5. You can’t cheat on training
To be able to complete the full 26.2 miles, one must increase their weekly mileage. You don’t have to go further than the 26 miles in training or even up to 26. My longest run when I train for marathons is 23-24. At this point, I have at least spent the same amount of time on my feet that I expect it will take me to finish my race. This does not always apply to first time marathoners but it becomes more important for seasoned marathoners seeking fast times. It’s also easy to want to skip out on workouts or drop runs during training because you are tired. While it is important to listen to your body, you shouldn’t be making other types of excuses for not running. You can’t expect to finish the race if you don’t put in the work

6. Work your way up
Include a 10k and half marathon race into your plan if able. Try to run the half marathon at a little bit faster pace than what you expect to run your marathon. I especially like to find a race about 3-5 weeks before my marathon. I call this a “rust-buster”. It allows you to see where your fitness is. A good race can also ease some mental stresses you may have and build confidence going into the race. Don’t underestimate the beast which is the marathon.

7. Fuel/hydrate on your training runs
Practice taking in fluids and nutrition during your long runs. There are various types of nutrition including liquid, gels, gummies, etc. A good idea is to use the same type of nutrition that will be provided on the marathon course or establish your own fueling strategy if you intend to carry your own fuels. Practicing this trains your stomach to handle taking in food/liquid while running. Be prepared to carry your own gels as there is usually only one aid station during the entire race that will provide a gel. Many people opt to carry their own fluids so they can have it whenever they need it. Use long runs to practice and figure out how often you need to take in nutrition so that you won’t bonk and will be able to finish the race strong.

8. Be proactive to prevent injuries
When running lots of miles, it is important to listen to your body to prevent injuries. Daily activities play a major role in this. Having good nutrition and making sure you are eating enough to fuel your runs will allow the body to perform up to your potential. Rest is also important. Not only making sure you are sleeping enough hours, but also that you are getting plenty of rest between runs. I am a strong believer in being consistent with which days you run, and I aim to run at the same time each day. This means either do the bulk of your running in the mornings or afternoons. Personally, I like to do my long runs at the same time of day as the start of my marathon. Chiropractic, physical therapy exercises, massage, or foam rolling are all great ideas as well to prevent injuries.

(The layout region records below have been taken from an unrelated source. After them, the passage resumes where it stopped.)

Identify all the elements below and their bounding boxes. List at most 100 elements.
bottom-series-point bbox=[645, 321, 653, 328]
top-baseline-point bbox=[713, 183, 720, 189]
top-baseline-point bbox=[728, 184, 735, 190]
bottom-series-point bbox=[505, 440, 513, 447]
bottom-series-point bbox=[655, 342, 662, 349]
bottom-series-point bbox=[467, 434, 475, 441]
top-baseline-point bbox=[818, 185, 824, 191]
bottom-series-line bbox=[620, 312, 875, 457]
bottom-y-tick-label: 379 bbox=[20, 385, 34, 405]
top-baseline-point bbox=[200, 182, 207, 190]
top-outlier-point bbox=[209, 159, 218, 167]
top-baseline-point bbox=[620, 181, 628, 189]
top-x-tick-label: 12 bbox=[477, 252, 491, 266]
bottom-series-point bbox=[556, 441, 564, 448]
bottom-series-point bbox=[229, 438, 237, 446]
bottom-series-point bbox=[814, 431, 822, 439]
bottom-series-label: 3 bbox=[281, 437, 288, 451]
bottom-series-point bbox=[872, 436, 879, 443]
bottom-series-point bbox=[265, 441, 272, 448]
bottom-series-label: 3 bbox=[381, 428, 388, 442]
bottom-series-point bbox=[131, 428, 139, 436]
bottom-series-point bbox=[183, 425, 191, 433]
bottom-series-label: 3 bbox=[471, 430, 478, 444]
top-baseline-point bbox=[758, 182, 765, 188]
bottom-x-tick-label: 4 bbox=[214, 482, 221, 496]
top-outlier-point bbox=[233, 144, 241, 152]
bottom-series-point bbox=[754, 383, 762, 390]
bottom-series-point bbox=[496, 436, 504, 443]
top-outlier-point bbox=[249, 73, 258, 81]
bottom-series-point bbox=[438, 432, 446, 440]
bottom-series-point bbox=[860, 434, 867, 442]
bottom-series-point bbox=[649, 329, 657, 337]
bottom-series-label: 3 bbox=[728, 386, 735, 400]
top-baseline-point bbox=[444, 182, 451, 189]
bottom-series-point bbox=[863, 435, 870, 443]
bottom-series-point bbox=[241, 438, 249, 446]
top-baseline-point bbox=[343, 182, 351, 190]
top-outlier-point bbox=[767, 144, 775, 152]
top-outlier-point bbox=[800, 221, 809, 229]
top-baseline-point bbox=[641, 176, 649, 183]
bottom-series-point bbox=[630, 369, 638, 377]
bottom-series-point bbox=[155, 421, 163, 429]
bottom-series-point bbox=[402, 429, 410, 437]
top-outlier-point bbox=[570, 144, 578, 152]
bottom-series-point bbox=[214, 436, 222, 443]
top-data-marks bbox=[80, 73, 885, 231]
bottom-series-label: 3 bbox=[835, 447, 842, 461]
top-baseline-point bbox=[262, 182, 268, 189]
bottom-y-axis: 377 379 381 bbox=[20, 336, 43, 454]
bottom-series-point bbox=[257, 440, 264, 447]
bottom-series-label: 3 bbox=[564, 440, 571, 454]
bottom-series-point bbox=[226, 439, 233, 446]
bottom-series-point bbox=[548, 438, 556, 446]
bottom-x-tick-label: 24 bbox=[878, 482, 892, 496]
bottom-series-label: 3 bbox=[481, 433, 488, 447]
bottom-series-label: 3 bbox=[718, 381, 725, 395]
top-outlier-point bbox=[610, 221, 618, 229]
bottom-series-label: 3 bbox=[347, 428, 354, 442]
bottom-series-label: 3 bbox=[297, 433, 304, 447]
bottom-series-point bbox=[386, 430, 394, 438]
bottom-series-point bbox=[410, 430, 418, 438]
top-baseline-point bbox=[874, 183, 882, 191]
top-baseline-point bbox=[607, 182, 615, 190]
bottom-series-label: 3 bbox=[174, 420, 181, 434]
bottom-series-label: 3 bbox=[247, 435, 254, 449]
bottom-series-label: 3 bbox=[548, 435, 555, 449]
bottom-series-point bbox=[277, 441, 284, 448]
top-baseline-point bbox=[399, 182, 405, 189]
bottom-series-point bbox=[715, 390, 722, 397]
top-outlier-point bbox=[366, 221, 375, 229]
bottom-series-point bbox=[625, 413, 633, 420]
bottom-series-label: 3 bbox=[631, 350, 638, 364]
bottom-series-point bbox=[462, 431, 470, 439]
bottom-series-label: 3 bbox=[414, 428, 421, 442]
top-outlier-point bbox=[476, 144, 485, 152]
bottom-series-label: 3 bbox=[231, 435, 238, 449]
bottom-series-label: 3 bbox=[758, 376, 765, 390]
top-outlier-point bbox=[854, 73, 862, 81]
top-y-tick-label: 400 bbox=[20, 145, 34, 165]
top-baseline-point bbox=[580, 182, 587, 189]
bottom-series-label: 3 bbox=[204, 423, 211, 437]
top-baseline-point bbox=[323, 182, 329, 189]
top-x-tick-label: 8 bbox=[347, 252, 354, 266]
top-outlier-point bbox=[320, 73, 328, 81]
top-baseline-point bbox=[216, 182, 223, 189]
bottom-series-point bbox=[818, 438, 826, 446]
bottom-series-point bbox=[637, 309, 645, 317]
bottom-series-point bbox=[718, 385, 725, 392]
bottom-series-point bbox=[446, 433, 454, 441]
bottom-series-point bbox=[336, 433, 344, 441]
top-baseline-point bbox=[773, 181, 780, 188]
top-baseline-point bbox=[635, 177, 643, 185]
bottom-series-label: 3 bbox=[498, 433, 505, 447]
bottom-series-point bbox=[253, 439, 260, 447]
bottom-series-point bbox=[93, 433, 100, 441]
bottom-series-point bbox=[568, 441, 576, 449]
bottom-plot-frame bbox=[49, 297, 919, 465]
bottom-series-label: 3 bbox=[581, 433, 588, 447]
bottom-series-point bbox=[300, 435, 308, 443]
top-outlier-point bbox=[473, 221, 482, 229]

9. Keep self-talk encouraging
I like to write my goals down. This is great motivation when I get tired or want to skip out on some of the little things. It helps me stay positive and keep myself mentally engaged. When doubt starts to settle in during a hard workout, I always keep self-talk encouraging. Even if I am having a bad workout, I can still find something positive or learn from it to make changes next time. Another positive technique is visualize yourself finishing your marathon. When I am finishing a fast workout or the end of a long run, sometimes I picture myself sprinting down the homestretch of my goal race.

10. Don’t start out too fast
In such a long race, it is easy to get carried away early. This leads to the “fly and die” method which usually doesn’t end well. The pace might feel too easy, and you will start to feel antsy, but stick to the plan. To run well in the second half of the race, you cannot deplete all your energy storage during the first half. Try to keep things under control to at least the halfway mark. I start to think about getting aggressive with pace around mile 18-20. At this point, mentality starts to change. I start to approach it with the mentality I would use for a much shorter race like a 10k or half marathon. I don’t always run a negative split (faster second half), but I at least finish strong. This feels much better than a death-march to the finish line.